Damn, she was perceptive. She was right. That day when I was holding onto her like a lifeline I was grieving all things Carter.
"But he wasn't there."
"No, he wasn't. But, Delaney, he wasn't out fuckin' about with his friends, leaving you to it. He was deployed. I started to understand in the hospital how much you loved him. When I saw him at Nick and Meadow's house, and you didn't see it because you were already out the door, all I saw was concern and love. Then when you bolted, confusion and hurt." Mercy paused then went on. "That night after I got you sorted and went home, Carter was at my house talking to your brother. I was fully prepared to tell him to screw off. But I couldn't. He was a mess and begging me to tell him what was wrong. Outside of Jason I've never seen a man look so devastated. I understood then how much he truly loved you and he was struggling. I don't agree with what he's done, being stupid and pushing you away. But, honey, I understand."
"You never told me he was there," I accused.
"No, I didn't. And I've never told you I've heard Jason on the phone with him. When you won't answer, he calls your brother to check on you."
"But why now? How can I trust him?"
That was a huge issue for me. What if we started over and he pulled away again? I wouldn't survive him leaving me. Not again.
"Can't answer the why now," she told me, then asked, "Why did your brother fight his feelings for me, then decide to be with me, then leave me and break my heart, only to want me back?"
"Not the same thing. Jason pulled his head out of his ass within weeks. Carter's had eight years."
And I wasn't going to mention my brother's head was screwed up after his first wife died of cancer. It wasn't only Mercy he'd cut out—for two years he'd stayed locked in his head and refused to allow any of us to get close. Then he found Mercy, and she worked miracles and gave my brother something so special he'd come back to the living.

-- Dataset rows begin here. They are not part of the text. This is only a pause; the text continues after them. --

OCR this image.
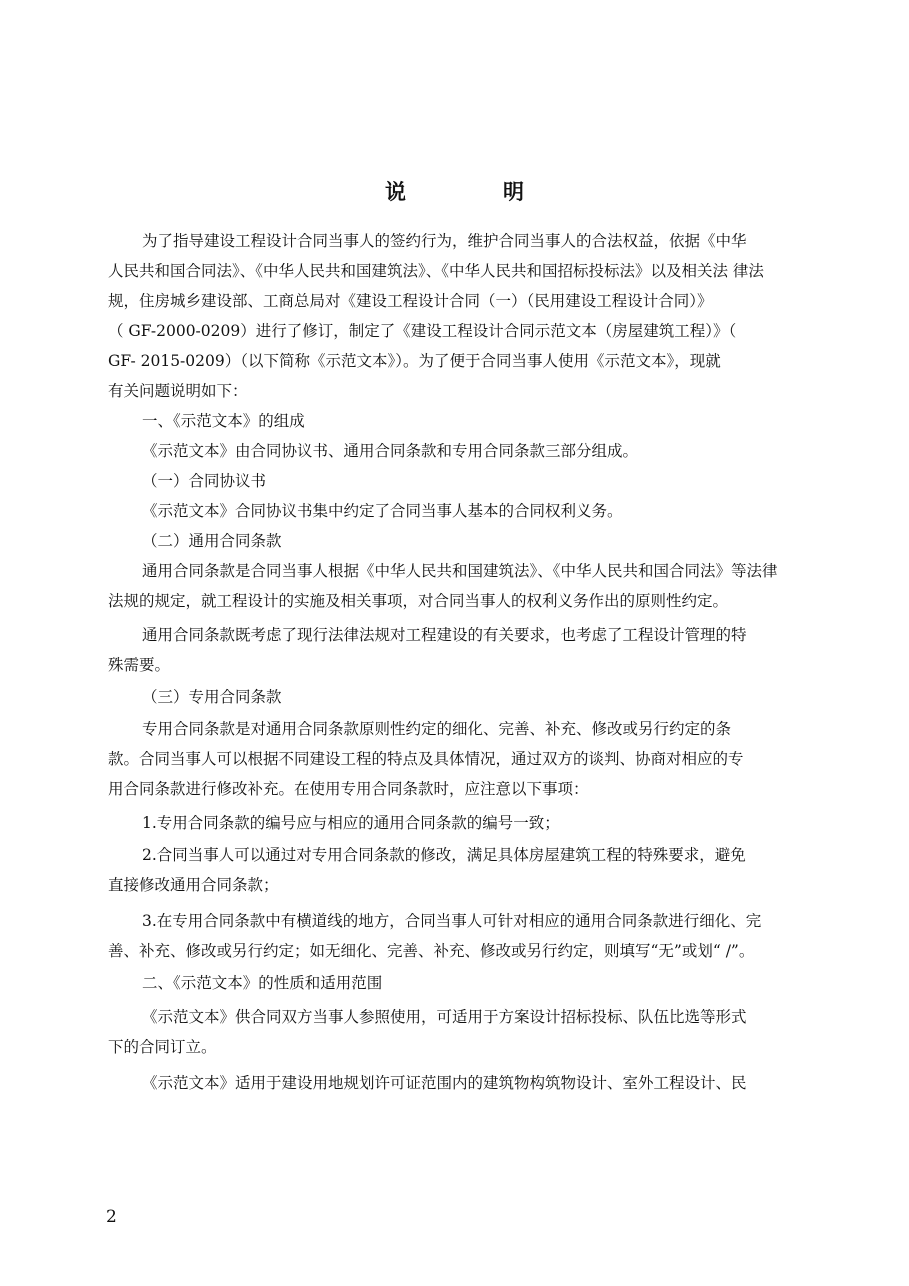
说　明
为了指导建设工程设计合同当事人的签约行为，维护合同当事人的合法权益，依据《中华
人民共和国合同法》、《中华人民共和国建筑法》、《中华人民共和国招标投标法》以及相关法 律法
规，住房城乡建设部、工商总局对《建设工程设计合同（一）（民用建设工程设计合同）》
（ GF-2000-0209）进行了修订，制定了《建设工程设计合同示范文本（房屋建筑工程）》（
GF- 2015-0209）（以下简称《示范文本》）。为了便于合同当事人使用《示范文本》，现就
有关问题说明如下：
一、《示范文本》的组成
《示范文本》由合同协议书、通用合同条款和专用合同条款三部分组成。
（一）合同协议书
《示范文本》合同协议书集中约定了合同当事人基本的合同权利义务。
（二）通用合同条款
通用合同条款是合同当事人根据《中华人民共和国建筑法》、《中华人民共和国合同法》等法律
法规的规定，就工程设计的实施及相关事项，对合同当事人的权利义务作出的原则性约定。
通用合同条款既考虑了现行法律法规对工程建设的有关要求，也考虑了工程设计管理的特
殊需要。
（三）专用合同条款
专用合同条款是对通用合同条款原则性约定的细化、完善、补充、修改或另行约定的条
款。合同当事人可以根据不同建设工程的特点及具体情况，通过双方的谈判、协商对相应的专
用合同条款进行修改补充。在使用专用合同条款时，应注意以下事项：
1.专用合同条款的编号应与相应的通用合同条款的编号一致；
2.合同当事人可以通过对专用合同条款的修改，满足具体房屋建筑工程的特殊要求，避免
直接修改通用合同条款；
3.在专用合同条款中有横道线的地方，合同当事人可针对相应的通用合同条款进行细化、完
善、补充、修改或另行约定；如无细化、完善、补充、修改或另行约定，则填写“无”或划“ /”。
二、《示范文本》的性质和适用范围
《示范文本》供合同双方当事人参照使用，可适用于方案设计招标投标、队伍比选等形式
下的合同订立。
《示范文本》适用于建设用地规划许可证范围内的建筑物构筑物设计、室外工程设计、民
2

"You're right; you and Carter have been dancing around this a long time. But when Jason came back, I had to trust him that he wouldn't leave me again. Let me ask you this, do you wanna hold on to your fear or do you want to be happy?"
"I…um…."
"Tuesday asked me that same question. Then I returned the favor when she wouldn't let Jackson in. Now I'm asking you. Think about it, will you regret not giving the two of you the chance to find happiness? In a year from now will you be lying in your bed wondering what if?"
"Yes," I whispered.
"Then take the chance."
"But—"
"No buts. Go slow, go smart, go with your heart. Just take the chance. He loves you, Delaney. I wouldn't be giving you this advice if I didn't know it."
"I don't think Carter wants to go slow and I don't think I can," I blurted out.
"I didn't really think slow was an option. I've seen Carter." She giggled. "Tuesday also told me if Jason hurt me again, she'd buy a pig farm in Montana and feed your brother to her swine. Just thinking out loud, Carter may be a little more difficult to take down, but I think we could do it."
"Thanks," I whispered.
It felt good to talk to Mercy. I had a lot of friends, most of them through work, none of them I could talk to about this. I loved my little sisters, but I hadn't been honest with them about Carter over the years and they wouldn't understand without a weeklong explanation about the last eight years.
"This is what friends do. What family does. I'm always here to listen," she returned. "So you gonna go for it?"
"He's picking me up tomorrow at six for our first date."
My declaration was met with Mercy's very loud laugh. It took her a minute to recover and while she was belting out her hilarity I sat back and smiled.
I still wasn't a hundred percent sure about Carter's crazy plan, but what I was sure about was, if I didn't take the chance not only would I be lying awake in my bed one year from now, I'd regret it for the rest of my life.